Selbstbewusst, gut ausgebildet und absolute Digital Natives. Wer die Generation Y immer noch als Modeerscheinung abtut, übersieht Fundamentales.

„Wir sollten etwas Sinnvolles für uns Junge machen“

Bumm, da war er. Mitten ins Gesicht. Der Satz, mit dem sie mich komplett aus meinem so gut vorbereiteten Gesprächsleitfaden herausbrachte. Und der Satz, durch den ich final begreifen sollte: Du hast jetzt eine Generation-Y-lerin in deinem Team. Es war an einem sonnigen Freitagvormittag bei einem kleinen Snack im Café Museum – erstes Mitarbeitergespräch mit der neuen jungen Kollegin. Ich: „Wann immer du Feedback brauchst, setzen wir uns zusammen und gehen die Sachen durch.“ Sie: „Danke. Du kannst mir auch einfach eine kurze WhatsApp schicken.“ Ich: „Wir werden heuer einen Schwerpunkt auf die Kernzielgruppe setzen.“ Sie: „Wir sollten etwas Sinnvolles für uns Junge machen.“

Hatte ich es bis dahin eher als Klischee oder bemühte Wortkonstruktion nach der Generation Golf oder Generation X abgetan, begann ich mich intensiver mit den sogenannten Millennials auseinander zu setzen:  Gut ausgebildet, selbstbewusst und Digital Natives der ersten Stunde. Karriereorientiert ja, aber nicht um jeden Preis. Die Kohle muss passen, aber genauso wichtig ist der Umgang des Unternehmens mit ethischen Fragen oder ob es eine Möglichkeit gibt, sein Mittagessen frisch zu kochen. Familie, persönliche Entwicklung und soziale Projekte müssen unter einen Hut. Geboren zwischen 1980 und 1999 stellen sie mittlerweile immerhin ein Fünftel des Arbeitsmarktes dar und krempeln diesen fundamental um.
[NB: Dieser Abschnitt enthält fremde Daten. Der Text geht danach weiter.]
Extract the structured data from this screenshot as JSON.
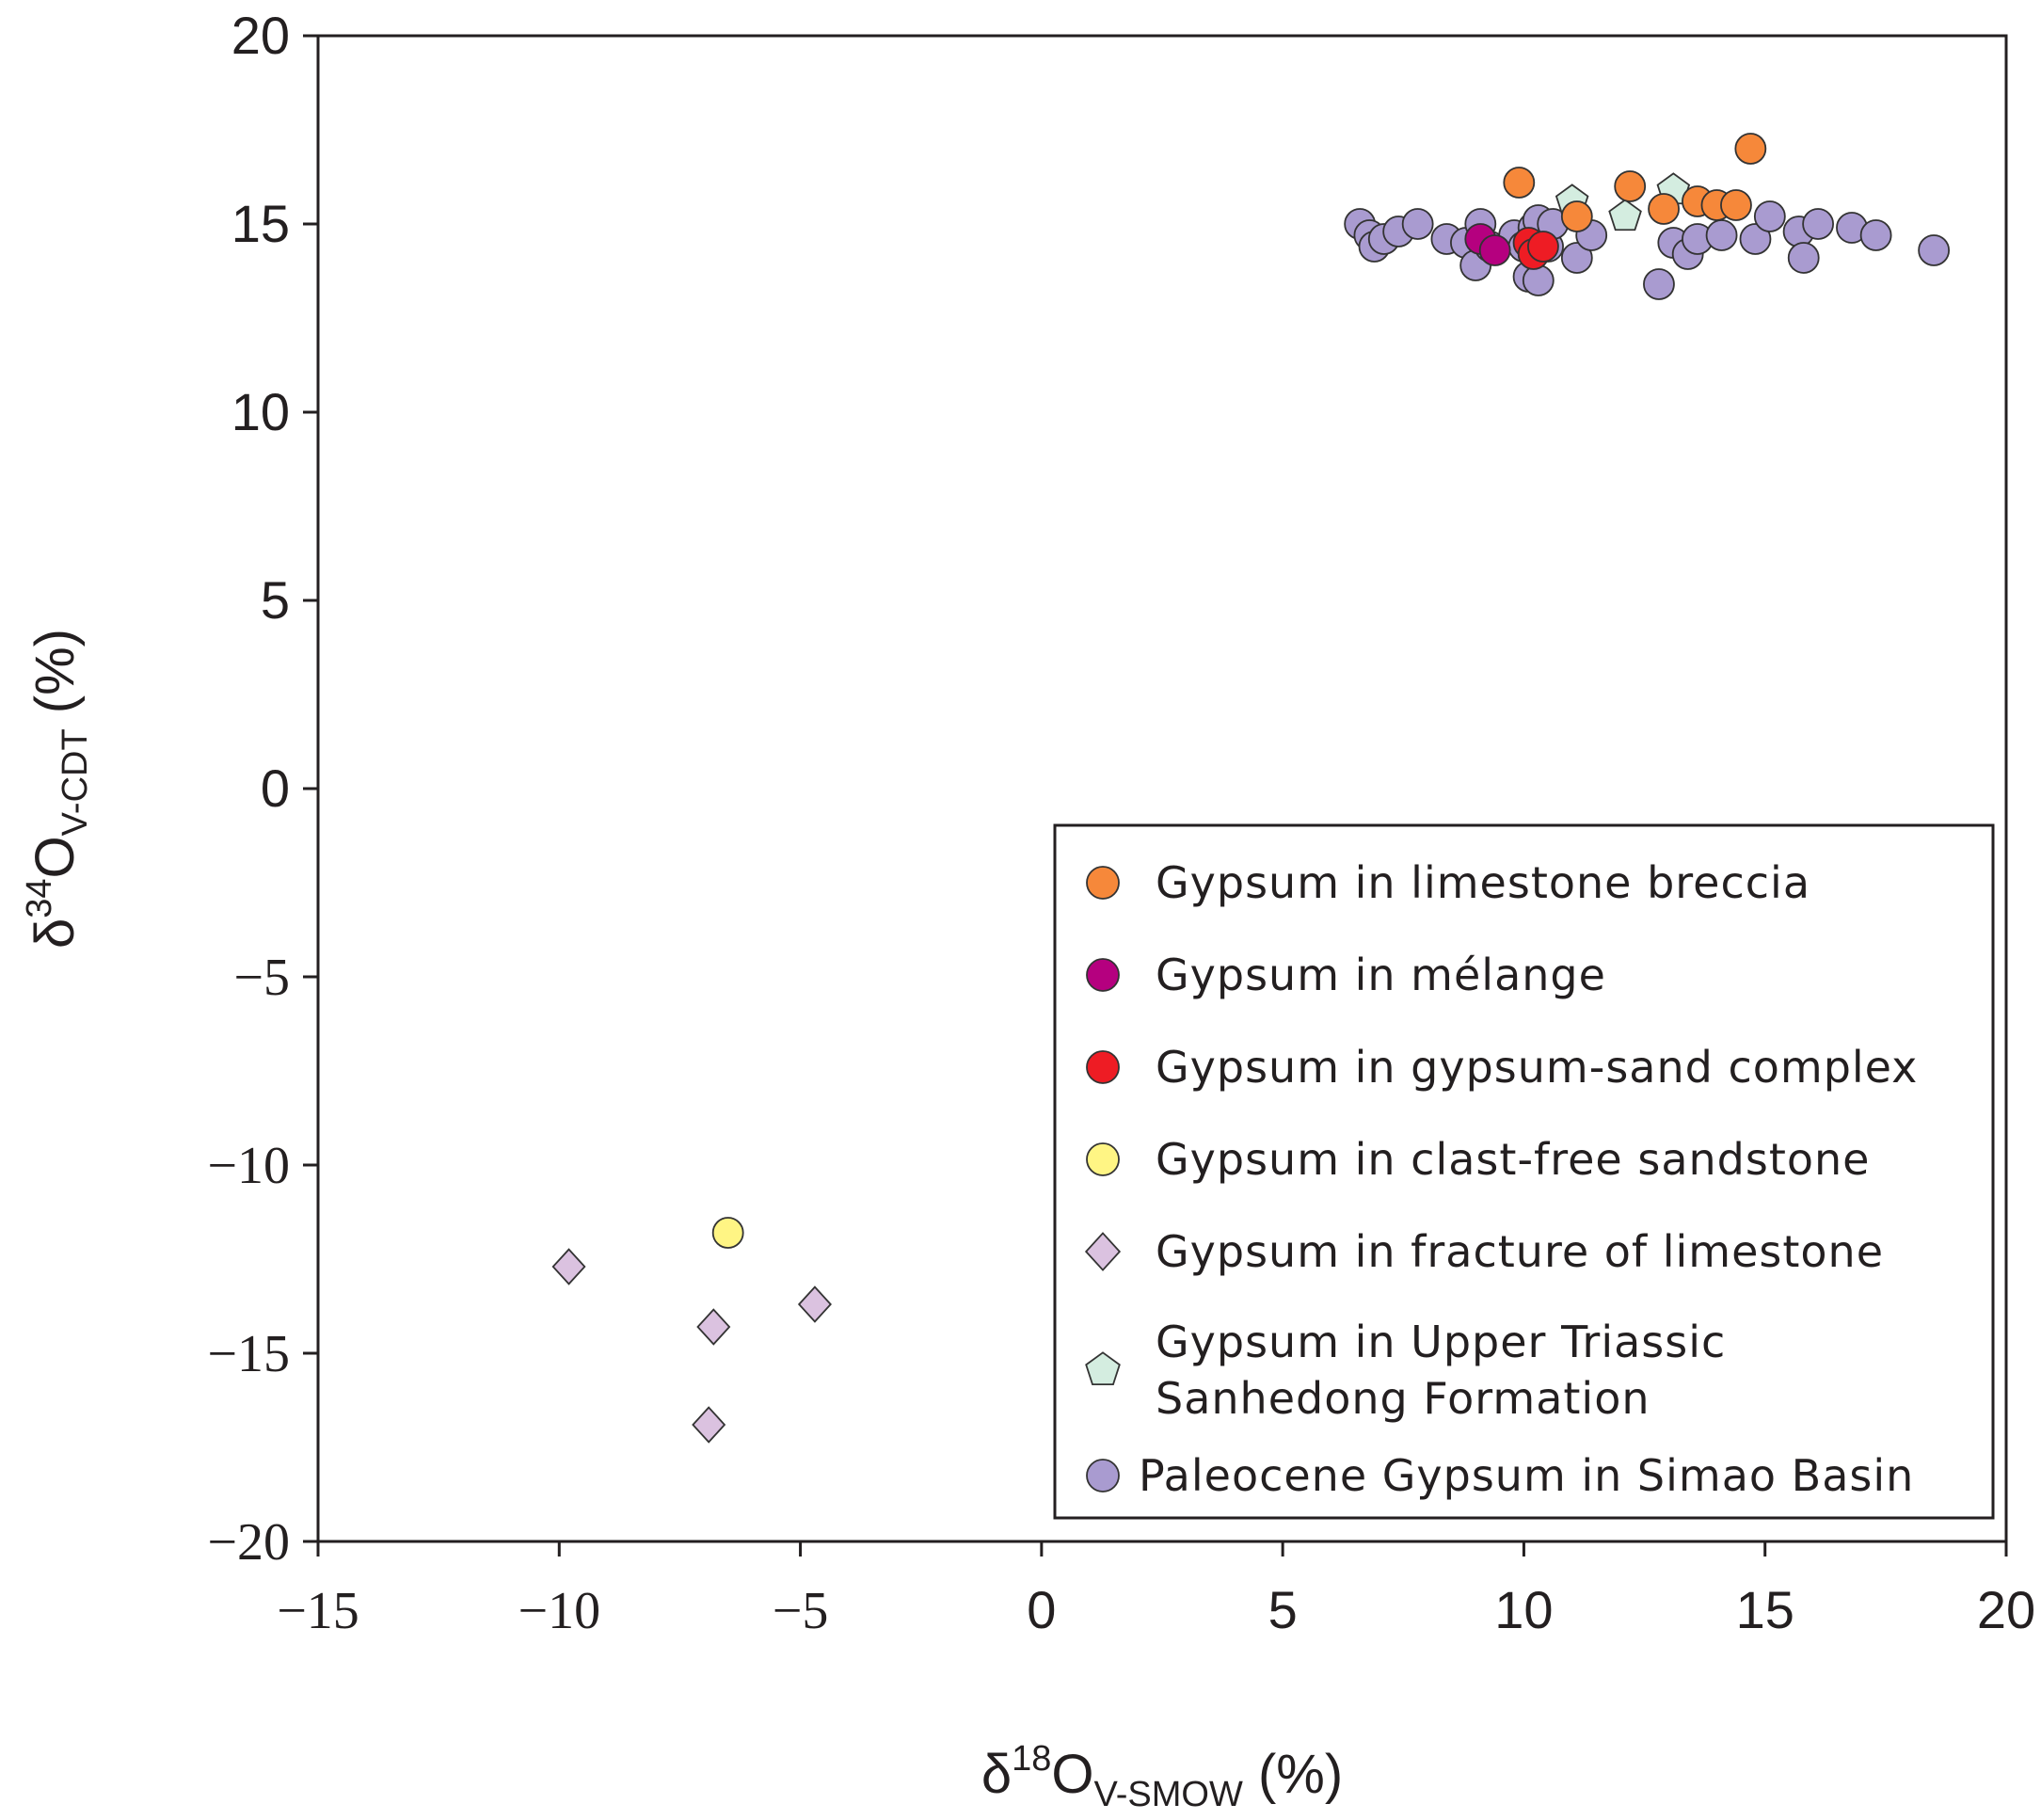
{
  "chart_data": {
    "type": "scatter",
    "title": "",
    "xlabel": {
      "base": "δ",
      "sup": "18",
      "elem": "O",
      "sub": "V-SMOW",
      "unit": " (%)"
    },
    "ylabel": {
      "base": "δ",
      "sup": "34",
      "elem": "O",
      "sub": "V-CDT",
      "unit": " (%)"
    },
    "xlim": [
      -15,
      20
    ],
    "ylim": [
      -20,
      20
    ],
    "xticks": [
      -15,
      -10,
      -5,
      0,
      5,
      10,
      15,
      20
    ],
    "yticks": [
      -20,
      -15,
      -10,
      -5,
      0,
      5,
      10,
      15,
      20
    ],
    "xtick_labels": [
      "−15",
      "−10",
      "−5",
      "0",
      "5",
      "10",
      "15",
      "20"
    ],
    "ytick_labels": [
      "−20",
      "−15",
      "−10",
      "−5",
      "0",
      "5",
      "10",
      "15",
      "20"
    ],
    "grid": false,
    "legend_position": "bottom-right",
    "series": [
      {
        "name": "Paleocene Gypsum in Simao Basin",
        "lines": [
          "Paleocene Gypsum in Simao Basin"
        ],
        "marker": "circle",
        "color": "#a99bd0",
        "points": [
          [
            6.6,
            15.0
          ],
          [
            6.8,
            14.7
          ],
          [
            6.9,
            14.4
          ],
          [
            7.1,
            14.6
          ],
          [
            7.4,
            14.8
          ],
          [
            7.8,
            15.0
          ],
          [
            8.4,
            14.6
          ],
          [
            8.8,
            14.5
          ],
          [
            9.0,
            13.9
          ],
          [
            9.1,
            15.0
          ],
          [
            9.3,
            14.4
          ],
          [
            9.8,
            14.7
          ],
          [
            10.0,
            14.4
          ],
          [
            10.1,
            13.6
          ],
          [
            10.2,
            14.9
          ],
          [
            10.3,
            15.1
          ],
          [
            10.3,
            13.5
          ],
          [
            10.5,
            14.4
          ],
          [
            10.6,
            15.0
          ],
          [
            11.1,
            14.1
          ],
          [
            11.4,
            14.7
          ],
          [
            12.8,
            13.4
          ],
          [
            13.1,
            14.5
          ],
          [
            13.4,
            14.2
          ],
          [
            13.6,
            14.6
          ],
          [
            14.1,
            14.7
          ],
          [
            14.8,
            14.6
          ],
          [
            15.1,
            15.2
          ],
          [
            15.7,
            14.8
          ],
          [
            15.8,
            14.1
          ],
          [
            16.1,
            15.0
          ],
          [
            16.8,
            14.9
          ],
          [
            17.3,
            14.7
          ],
          [
            18.5,
            14.3
          ]
        ]
      },
      {
        "name": "Gypsum in Upper Triassic Sanhedong Formation",
        "lines": [
          "Gypsum in Upper Triassic",
          "Sanhedong Formation"
        ],
        "marker": "pentagon",
        "color": "#d4ede0",
        "points": [
          [
            11.0,
            15.6
          ],
          [
            12.1,
            15.2
          ],
          [
            13.1,
            15.9
          ]
        ]
      },
      {
        "name": "Gypsum in limestone breccia",
        "lines": [
          "Gypsum in limestone breccia"
        ],
        "marker": "circle",
        "color": "#f6883a",
        "points": [
          [
            9.9,
            16.1
          ],
          [
            11.1,
            15.2
          ],
          [
            12.2,
            16.0
          ],
          [
            12.9,
            15.4
          ],
          [
            13.6,
            15.6
          ],
          [
            14.0,
            15.5
          ],
          [
            14.4,
            15.5
          ],
          [
            14.7,
            17.0
          ]
        ]
      },
      {
        "name": "Gypsum in mélange",
        "lines": [
          "Gypsum in mélange"
        ],
        "marker": "circle",
        "color": "#b5007f",
        "points": [
          [
            9.1,
            14.6
          ],
          [
            9.4,
            14.3
          ]
        ]
      },
      {
        "name": "Gypsum in gypsum-sand complex",
        "lines": [
          "Gypsum in gypsum-sand complex"
        ],
        "marker": "circle",
        "color": "#ee1c24",
        "points": [
          [
            10.1,
            14.5
          ],
          [
            10.2,
            14.2
          ],
          [
            10.4,
            14.4
          ]
        ]
      },
      {
        "name": "Gypsum in clast-free sandstone",
        "lines": [
          "Gypsum in clast-free sandstone"
        ],
        "marker": "circle",
        "color": "#fff584",
        "points": [
          [
            -6.5,
            -11.8
          ]
        ]
      },
      {
        "name": "Gypsum in fracture of limestone",
        "lines": [
          "Gypsum in fracture of limestone"
        ],
        "marker": "diamond",
        "color": "#dbc2e0",
        "points": [
          [
            -9.8,
            -12.7
          ],
          [
            -6.8,
            -14.3
          ],
          [
            -4.7,
            -13.7
          ],
          [
            -6.9,
            -16.9
          ]
        ]
      }
    ],
    "legend_order": [
      "Gypsum in limestone breccia",
      "Gypsum in mélange",
      "Gypsum in gypsum-sand complex",
      "Gypsum in clast-free sandstone",
      "Gypsum in fracture of limestone",
      "Gypsum in Upper Triassic Sanhedong Formation",
      "Paleocene Gypsum in Simao Basin"
    ]
  }
}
So spannend ich es fand, in meinem Job in der Wirtschaft oder als Vortragender auf der Fachhochschule mit den Y-lern zu arbeiten, zu gestalten und auch von ihnen zu lernen, so sehr wurde mir erst im Gesundheitsbereich klar, welche Schwierigkeiten dieses Generationenthema mit sich bringt. Junge Ärztinnen und Ärzte wollen keine 60-Stunden-Woche mehr. Sie wollen Familie gründen, ihren Hobbies nachgehen und flexible Modelle finden, um den Job als wichtigen, aber eben nur einen Bestandteil ihres Lebens in den Alltag zu integrieren (eine Diskussion rund um den schrecklichen Begriff Work-Life-Balance erspare ich uns an dieser Stelle). Auch wenn viele Vertreter der älteren Riege die Jungen anfangs argwöhnisch beäugten und manche sogar als „Weicheier“ bezeichneten, weil sie keine Doppelnachtdienste am Wochenende schaffen (wollten), hat man mittlerweile erkannt, dass man in Zeiten von Ärztemangel und Expertisen-Abwanderung ins Ausland nur gemeinsam Lösungen finden kann. Lösungen finden muss. Und plötzlich findet man sie – in Form von flexiblen Arbeitszeitmodellen, Mentoring-Programmen und neu aufgesetzten Kommunikationskanälen. Davon kann sich so manches Unternehmen noch ein Stückchen abschneiden.

Um auf mein Gespräch mit der jungen Mitarbeiterin zurückzukommen: Ja, wir brauchten tatsächlich etwas Sinnvolles, um die Jungen ins Boot zu holen. Das aus diesem Gedanken heraus entstandene Financial-Literacy-Projekt der börsennotierten S Immo AG geht übrigens demnächst in die nächste Runde. Schauen Sie vorbei: http://www.aktientrophy.at  .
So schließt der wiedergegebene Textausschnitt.